Attaques contre les infrastructures critiques: Éthiopie
Le développement de l'Éthiopie repose sur une poignée d'actifs stratégiques, sa production hydroélectrique majeure sur le Nil Bleu, le réseau de transport qui l'achemine, ainsi que les réseaux ferroviaires et d'eau qui relient une économie de hauts plateaux. Concentrer la capacité nationale sur quelques sites de grande valeur en fait une cible de premier ordre, exposée à la fois à l'intrusion cyber, à l'attaque physique et à la menace des drones au-dessus d'eux.
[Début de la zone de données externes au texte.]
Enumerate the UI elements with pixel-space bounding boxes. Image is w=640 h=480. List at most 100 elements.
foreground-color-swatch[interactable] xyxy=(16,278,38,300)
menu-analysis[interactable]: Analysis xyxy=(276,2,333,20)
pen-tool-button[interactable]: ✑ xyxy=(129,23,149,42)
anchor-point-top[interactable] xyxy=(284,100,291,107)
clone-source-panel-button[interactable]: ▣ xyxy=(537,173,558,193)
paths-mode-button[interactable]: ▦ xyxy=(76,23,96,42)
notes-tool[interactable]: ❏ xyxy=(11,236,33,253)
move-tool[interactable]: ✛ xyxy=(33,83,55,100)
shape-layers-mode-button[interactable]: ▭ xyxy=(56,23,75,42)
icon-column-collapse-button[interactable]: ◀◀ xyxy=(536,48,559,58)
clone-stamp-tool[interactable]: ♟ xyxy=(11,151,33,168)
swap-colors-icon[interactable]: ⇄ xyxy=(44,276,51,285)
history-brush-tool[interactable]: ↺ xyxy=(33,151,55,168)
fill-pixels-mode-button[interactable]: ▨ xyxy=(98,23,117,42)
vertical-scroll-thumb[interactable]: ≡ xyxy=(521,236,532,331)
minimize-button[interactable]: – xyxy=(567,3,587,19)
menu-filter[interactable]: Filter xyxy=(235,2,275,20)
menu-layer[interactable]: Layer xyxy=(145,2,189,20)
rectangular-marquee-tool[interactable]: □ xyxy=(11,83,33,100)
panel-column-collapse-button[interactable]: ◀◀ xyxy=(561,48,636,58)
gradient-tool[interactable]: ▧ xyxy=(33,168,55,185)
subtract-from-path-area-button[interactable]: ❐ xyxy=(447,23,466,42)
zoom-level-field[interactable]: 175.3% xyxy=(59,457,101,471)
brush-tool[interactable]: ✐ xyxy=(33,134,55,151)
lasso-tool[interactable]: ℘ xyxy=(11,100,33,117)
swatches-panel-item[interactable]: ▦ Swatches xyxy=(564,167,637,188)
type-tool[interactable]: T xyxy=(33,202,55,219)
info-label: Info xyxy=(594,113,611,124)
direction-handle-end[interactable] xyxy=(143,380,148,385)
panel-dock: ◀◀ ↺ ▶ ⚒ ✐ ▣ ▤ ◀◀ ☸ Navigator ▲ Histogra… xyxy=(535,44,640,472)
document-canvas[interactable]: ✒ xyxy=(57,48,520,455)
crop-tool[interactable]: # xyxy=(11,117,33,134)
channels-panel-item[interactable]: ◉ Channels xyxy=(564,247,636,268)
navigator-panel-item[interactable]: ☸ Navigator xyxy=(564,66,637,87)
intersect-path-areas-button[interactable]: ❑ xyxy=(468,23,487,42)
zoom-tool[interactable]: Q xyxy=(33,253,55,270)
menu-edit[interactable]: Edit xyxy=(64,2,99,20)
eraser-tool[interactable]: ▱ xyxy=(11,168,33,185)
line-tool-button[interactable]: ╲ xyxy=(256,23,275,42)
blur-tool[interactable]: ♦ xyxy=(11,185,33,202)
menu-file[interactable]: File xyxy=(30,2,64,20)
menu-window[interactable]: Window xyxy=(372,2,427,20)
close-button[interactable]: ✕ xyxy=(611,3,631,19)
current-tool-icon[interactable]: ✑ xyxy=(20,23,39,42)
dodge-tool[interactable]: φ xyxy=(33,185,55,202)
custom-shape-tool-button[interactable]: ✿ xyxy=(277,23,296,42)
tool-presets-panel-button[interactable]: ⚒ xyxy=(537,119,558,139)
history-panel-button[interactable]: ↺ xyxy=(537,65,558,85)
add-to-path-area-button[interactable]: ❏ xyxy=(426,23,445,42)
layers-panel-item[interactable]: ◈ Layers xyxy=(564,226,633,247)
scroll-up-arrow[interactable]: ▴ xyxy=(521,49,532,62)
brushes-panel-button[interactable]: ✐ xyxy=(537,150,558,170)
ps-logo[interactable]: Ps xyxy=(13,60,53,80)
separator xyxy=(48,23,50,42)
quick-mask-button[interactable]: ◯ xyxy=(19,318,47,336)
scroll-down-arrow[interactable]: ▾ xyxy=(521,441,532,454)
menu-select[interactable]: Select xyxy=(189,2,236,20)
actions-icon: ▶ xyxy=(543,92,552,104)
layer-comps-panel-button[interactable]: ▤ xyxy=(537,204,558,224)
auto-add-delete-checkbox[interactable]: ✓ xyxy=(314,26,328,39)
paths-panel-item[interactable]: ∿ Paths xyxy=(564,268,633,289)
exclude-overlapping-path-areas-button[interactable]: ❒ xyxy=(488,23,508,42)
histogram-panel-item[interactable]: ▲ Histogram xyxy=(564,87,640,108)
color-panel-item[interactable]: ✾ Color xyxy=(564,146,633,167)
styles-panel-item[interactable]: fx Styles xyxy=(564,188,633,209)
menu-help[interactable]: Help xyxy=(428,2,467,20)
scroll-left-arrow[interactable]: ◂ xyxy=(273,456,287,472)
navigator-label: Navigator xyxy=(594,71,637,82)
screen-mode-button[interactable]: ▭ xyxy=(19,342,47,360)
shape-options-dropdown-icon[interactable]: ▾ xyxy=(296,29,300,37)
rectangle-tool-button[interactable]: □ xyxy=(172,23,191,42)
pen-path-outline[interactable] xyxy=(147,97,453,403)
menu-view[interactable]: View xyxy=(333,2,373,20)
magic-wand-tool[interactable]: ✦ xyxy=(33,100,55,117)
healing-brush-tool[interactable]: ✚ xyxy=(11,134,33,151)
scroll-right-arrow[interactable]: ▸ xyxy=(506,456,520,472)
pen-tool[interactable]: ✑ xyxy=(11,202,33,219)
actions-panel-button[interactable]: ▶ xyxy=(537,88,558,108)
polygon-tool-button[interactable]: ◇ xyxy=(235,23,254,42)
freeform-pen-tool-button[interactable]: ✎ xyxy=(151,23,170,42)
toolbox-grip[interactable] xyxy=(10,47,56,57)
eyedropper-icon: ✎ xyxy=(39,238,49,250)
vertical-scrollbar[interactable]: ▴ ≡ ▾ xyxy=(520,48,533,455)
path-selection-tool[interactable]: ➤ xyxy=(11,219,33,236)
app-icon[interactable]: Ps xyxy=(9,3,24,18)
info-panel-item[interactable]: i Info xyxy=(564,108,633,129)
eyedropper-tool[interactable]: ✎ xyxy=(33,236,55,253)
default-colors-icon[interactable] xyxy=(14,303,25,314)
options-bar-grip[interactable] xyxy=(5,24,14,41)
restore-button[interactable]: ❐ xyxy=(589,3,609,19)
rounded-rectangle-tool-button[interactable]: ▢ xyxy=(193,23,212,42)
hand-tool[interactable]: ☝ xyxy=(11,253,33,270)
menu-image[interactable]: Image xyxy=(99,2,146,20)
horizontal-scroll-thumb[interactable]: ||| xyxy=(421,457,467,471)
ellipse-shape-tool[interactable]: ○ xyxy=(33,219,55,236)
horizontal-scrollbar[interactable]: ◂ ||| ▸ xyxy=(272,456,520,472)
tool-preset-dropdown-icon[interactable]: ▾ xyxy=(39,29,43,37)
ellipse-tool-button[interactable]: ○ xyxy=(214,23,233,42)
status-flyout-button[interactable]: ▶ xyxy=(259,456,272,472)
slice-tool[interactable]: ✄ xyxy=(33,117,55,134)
Protéger les systèmes qui font tourner le pays
La production d'électricité et le réseau qui la distribue sont les systèmes dont dépend toute autre fonction nationale, et ils ont été conçus pour la fiabilité plutôt que pour la résilience face à un adversaire. Le durcissement des infrastructures réduit la surface d'attaque des systèmes de contrôle-commande qui pilotent la production et l'eau, la cybersécurité défensive assure la surveillance continue qui contient une intrusion avant qu'elle n'atteigne le procédé, et la lutte anti-drones neutralise les petits drones capables de surveiller ou de frapper une sous-station ou un barrage. Défendus ensemble, ils ferment la porte que laisse ouverte une protection fragmentaire.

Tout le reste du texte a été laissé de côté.